PDF Internals

PDF Catalog: The Document Root Dictionary Explained

The PDF document catalog (/Type /Catalog) is the root object of every PDF file — the master directory that references pages, bookmarks, forms, names, metadata, viewer preferences, and every other top-level structure. Understanding the catalog is understanding the entire architecture of a PDF document.

Quick Answer

When a PDF viewer opens a file, the first thing it does is read the cross-reference trailer at the end of the file. The trailer contains a /Root key — an indirect reference pointing to the document catalog. The catalog is a dictionary with /Type /Catalog and a set of references to every major structure in the document: /Pages (the page tree), /Outlines (bookmarks), /AcroForm (form fields), /Names (named destinations, embedded files, JavaScript), /Metadata (XMP metadata), /ViewerPreferences (how the viewer opens the document), and /StructTreeRoot (the accessibility tag tree). Everything in a PDF flows from the catalog. It is the document's index, root, and control panel — all in one dictionary.

What Is the PDF Document Catalog?

The PDF document catalog is the mandatory root object of every PDF file. It is a PDF dictionary with /Type /Catalog referenced by the /Root entry of the cross-reference trailer. The catalog acts as the master index — every major document structure is either stored in the catalog or reachable via references from it.

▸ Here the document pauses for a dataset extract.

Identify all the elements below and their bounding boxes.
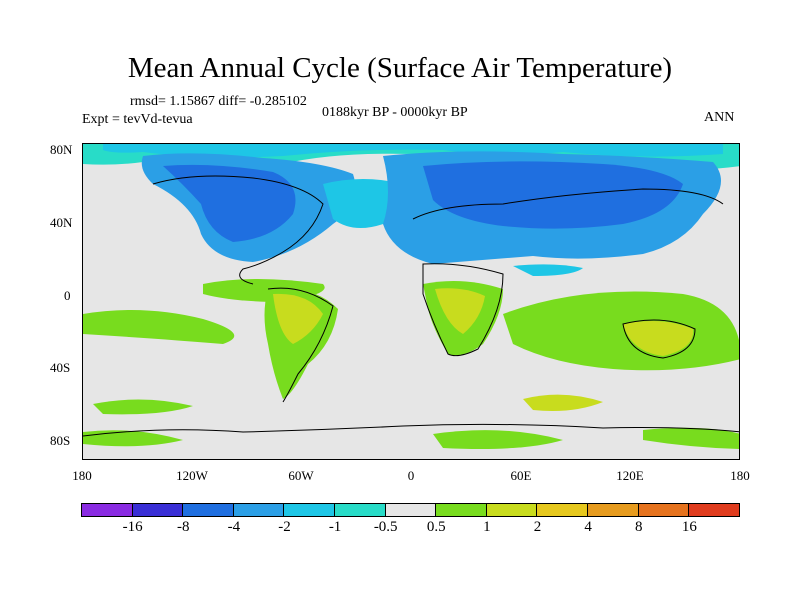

The catalog's key entries include:

  • /Pages (required) — Indirect reference to the page tree root, from which all pages are accessible
  • /Outlines — The document outline (bookmark) tree root
  • /AcroForm — The interactive form dictionary, listing all form fields
  • /Names — The names dictionary containing name trees: /Dests (named destinations), /EmbeddedFiles, /JavaScript, /AP
  • /Metadata — An XMP metadata stream for document information (title, author, creation date)
  • /ViewerPreferences — Instructions for how the viewer should open and display the document
  • /OpenAction — An action to perform when the document opens (typically a GoTo destination or JavaScript)
  • /MarkInfo — Declares whether the document uses tagged content (/Marked true)
  • /StructTreeRoot — Root of the accessibility structure tree (tagged PDF)
  • /Lang — The document's natural language (e.g., "en-US"), required by PDF/UA
  • /Perms — Permission signatures that restrict modifications to the document
  • /PageMode — How to open: /UseNone (page only), /UseOutlines (show bookmarks), /FullScreen
📌

The catalog is not the Info dictionary: The legacy document information dictionary (/Info) — referenced from the trailer, containing /Title, /Author, /Creator etc. — is separate from the catalog. PDF 2.0 deprecates /Info in favour of XMP metadata in the catalog's /Metadata stream.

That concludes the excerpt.